The international architectural competition for the Ateneum museum and school building was held in 1883. The competition was won by a German architect, Arthur Walter, but the jury did not recommend his proposal for execution. Instead, in 1884, the Senate commissioned the Finnish architect Theodor Höijer to design the new house of art. Höijer was a well-known architect of commercial buildings. Höijer’s design for Ateneum is a good example of Finnish 1880s’ architecture. The monumental main staircase dominates the interior space in the core of the building. The brick building with an ornate plaster façade represents the Neo-Renaissance style.

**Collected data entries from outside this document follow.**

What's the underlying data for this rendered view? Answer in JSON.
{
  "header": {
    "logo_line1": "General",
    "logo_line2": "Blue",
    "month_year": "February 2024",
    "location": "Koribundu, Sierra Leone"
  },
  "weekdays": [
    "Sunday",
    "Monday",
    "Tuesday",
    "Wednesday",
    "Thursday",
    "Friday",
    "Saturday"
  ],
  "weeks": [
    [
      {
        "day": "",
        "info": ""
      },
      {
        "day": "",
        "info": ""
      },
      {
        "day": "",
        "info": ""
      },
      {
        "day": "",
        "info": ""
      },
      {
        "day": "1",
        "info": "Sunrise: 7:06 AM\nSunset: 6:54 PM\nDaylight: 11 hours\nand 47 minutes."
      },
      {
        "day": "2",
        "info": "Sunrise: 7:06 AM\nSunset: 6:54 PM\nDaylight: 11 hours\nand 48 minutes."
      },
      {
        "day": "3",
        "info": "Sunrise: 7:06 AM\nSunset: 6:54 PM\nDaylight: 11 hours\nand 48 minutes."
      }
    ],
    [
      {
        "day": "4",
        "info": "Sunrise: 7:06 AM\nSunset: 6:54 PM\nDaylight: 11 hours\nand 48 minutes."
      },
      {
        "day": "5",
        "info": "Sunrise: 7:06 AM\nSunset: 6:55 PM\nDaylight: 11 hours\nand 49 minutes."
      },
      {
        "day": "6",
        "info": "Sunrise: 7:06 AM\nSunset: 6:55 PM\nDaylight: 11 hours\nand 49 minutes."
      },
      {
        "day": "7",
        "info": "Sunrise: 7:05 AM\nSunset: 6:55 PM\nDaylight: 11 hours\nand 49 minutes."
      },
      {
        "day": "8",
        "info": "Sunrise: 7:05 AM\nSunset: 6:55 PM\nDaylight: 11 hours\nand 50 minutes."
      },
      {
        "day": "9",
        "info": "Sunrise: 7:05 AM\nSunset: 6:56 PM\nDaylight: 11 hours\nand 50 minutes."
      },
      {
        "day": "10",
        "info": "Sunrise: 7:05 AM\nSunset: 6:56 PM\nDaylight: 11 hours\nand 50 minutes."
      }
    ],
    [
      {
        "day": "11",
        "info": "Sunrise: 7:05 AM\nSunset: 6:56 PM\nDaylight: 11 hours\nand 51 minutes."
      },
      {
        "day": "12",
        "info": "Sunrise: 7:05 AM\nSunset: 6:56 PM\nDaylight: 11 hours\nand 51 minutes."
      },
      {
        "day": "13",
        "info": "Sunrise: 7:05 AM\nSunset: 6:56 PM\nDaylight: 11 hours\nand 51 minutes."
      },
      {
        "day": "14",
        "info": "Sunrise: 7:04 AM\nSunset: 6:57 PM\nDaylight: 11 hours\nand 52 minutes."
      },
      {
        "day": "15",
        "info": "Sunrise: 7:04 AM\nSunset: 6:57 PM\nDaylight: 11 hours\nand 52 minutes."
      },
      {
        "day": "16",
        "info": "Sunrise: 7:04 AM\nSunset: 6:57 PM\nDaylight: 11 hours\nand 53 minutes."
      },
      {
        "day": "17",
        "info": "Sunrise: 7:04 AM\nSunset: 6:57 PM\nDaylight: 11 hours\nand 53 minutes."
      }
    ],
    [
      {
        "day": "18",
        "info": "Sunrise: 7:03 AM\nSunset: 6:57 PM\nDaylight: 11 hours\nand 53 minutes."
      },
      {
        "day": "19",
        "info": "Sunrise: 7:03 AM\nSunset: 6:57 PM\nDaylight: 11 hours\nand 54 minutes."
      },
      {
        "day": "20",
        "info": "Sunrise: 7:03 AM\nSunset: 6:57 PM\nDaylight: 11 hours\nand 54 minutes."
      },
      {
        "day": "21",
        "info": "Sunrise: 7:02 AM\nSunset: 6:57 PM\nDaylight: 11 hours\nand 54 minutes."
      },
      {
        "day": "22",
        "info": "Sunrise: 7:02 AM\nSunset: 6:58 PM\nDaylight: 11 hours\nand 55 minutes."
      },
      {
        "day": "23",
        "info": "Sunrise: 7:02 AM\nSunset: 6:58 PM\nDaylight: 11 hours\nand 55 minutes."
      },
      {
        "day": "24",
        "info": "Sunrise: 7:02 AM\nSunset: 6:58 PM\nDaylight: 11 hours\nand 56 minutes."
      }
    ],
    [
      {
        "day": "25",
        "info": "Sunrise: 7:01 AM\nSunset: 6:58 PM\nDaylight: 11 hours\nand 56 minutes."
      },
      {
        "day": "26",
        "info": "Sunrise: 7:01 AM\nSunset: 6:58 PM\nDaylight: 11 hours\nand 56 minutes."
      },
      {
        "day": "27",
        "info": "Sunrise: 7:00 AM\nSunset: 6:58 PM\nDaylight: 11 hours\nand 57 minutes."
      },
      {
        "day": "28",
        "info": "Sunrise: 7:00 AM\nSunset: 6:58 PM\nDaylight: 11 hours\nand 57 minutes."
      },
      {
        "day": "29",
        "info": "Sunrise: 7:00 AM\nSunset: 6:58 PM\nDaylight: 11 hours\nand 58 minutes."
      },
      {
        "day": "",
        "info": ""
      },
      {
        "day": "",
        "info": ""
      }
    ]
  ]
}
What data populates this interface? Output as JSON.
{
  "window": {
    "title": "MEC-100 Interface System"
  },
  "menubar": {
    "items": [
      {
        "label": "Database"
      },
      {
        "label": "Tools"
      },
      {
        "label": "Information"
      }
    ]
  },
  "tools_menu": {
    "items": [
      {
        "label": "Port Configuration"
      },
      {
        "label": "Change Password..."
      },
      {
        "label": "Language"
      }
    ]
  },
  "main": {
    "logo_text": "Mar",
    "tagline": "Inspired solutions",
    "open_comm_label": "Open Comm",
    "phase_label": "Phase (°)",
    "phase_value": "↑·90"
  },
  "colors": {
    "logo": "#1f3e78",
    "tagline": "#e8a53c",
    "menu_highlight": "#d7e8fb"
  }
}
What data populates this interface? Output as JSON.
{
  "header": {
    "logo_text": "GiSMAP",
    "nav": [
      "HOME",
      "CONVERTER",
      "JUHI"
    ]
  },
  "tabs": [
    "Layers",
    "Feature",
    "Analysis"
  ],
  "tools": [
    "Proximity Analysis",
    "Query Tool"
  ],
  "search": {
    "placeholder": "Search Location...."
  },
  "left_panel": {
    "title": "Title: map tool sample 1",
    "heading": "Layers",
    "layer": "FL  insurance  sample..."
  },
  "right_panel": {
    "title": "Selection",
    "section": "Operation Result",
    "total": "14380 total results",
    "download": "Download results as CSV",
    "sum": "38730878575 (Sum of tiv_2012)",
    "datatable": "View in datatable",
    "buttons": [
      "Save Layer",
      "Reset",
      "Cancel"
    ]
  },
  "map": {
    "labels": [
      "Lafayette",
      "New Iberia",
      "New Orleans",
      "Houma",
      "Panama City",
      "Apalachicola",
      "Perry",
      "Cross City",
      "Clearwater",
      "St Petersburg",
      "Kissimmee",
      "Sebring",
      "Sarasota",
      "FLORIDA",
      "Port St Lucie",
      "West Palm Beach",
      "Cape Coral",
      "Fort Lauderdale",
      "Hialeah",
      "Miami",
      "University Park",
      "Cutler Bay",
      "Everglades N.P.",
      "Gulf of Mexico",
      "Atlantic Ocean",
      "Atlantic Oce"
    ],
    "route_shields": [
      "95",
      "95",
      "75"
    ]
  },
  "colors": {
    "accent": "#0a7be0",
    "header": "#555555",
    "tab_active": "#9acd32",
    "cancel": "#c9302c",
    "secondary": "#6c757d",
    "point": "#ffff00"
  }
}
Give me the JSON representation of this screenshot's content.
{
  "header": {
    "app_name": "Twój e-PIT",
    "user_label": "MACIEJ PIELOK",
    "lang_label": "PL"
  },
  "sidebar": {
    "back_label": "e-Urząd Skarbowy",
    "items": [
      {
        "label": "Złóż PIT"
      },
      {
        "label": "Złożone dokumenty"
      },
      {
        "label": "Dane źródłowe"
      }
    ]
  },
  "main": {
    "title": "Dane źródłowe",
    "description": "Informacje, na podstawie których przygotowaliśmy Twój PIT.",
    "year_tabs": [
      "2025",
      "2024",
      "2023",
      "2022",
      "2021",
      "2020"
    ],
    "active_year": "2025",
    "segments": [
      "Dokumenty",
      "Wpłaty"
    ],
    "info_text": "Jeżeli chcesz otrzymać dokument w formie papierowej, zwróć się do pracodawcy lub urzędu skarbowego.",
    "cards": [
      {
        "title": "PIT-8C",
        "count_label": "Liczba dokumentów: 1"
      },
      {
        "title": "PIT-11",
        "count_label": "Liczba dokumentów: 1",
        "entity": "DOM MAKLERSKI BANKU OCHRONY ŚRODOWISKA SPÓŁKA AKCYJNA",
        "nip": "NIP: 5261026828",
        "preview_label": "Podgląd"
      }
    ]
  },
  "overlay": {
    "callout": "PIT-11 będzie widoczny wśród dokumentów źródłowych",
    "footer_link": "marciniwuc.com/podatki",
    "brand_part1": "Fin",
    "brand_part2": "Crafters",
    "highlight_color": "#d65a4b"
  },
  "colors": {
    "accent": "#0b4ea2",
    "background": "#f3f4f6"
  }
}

The main façade has many interesting art historical details. Above the main entrance are portrayed three undisputed masters: Italian Renaissance painter Raphael, ancient Greek Phidias and Renaissance architect Donato Bramante. The central avant-corps is ornamented with four female figures, the caryatids who support the pediment. They represent architecture, geometry, painting and sculpture, emphasising Ateneum’s original concept as a building bringing together all the arts. The pediment is dominated by a sculpture of Greek goddess Pallas Athene, the guardian of arts by sculptor Carl Eneas Sjöstrand. The façade also consists of medallions representing some of the best-known artists in Finland in the 19th century by sculptor Ville Vallgren. The artists represented are, i.e. painters Alexander Lauréus and Werner Holmberg and German-born architect Carl Ludvig Engel. The Latin inscription on the façade, Concordia res parvae crescunt translates as With concord, small things grow.
In 1988, it was decided that Ateneum would be dedicated to an art museum. A renovation and expansion by LPR Architects were completed in 1991. The Ateneum Art Museum opened its doors the same year. Since then, the building has been used exclusively as a museum and exhibition space of Finnish National Gallery.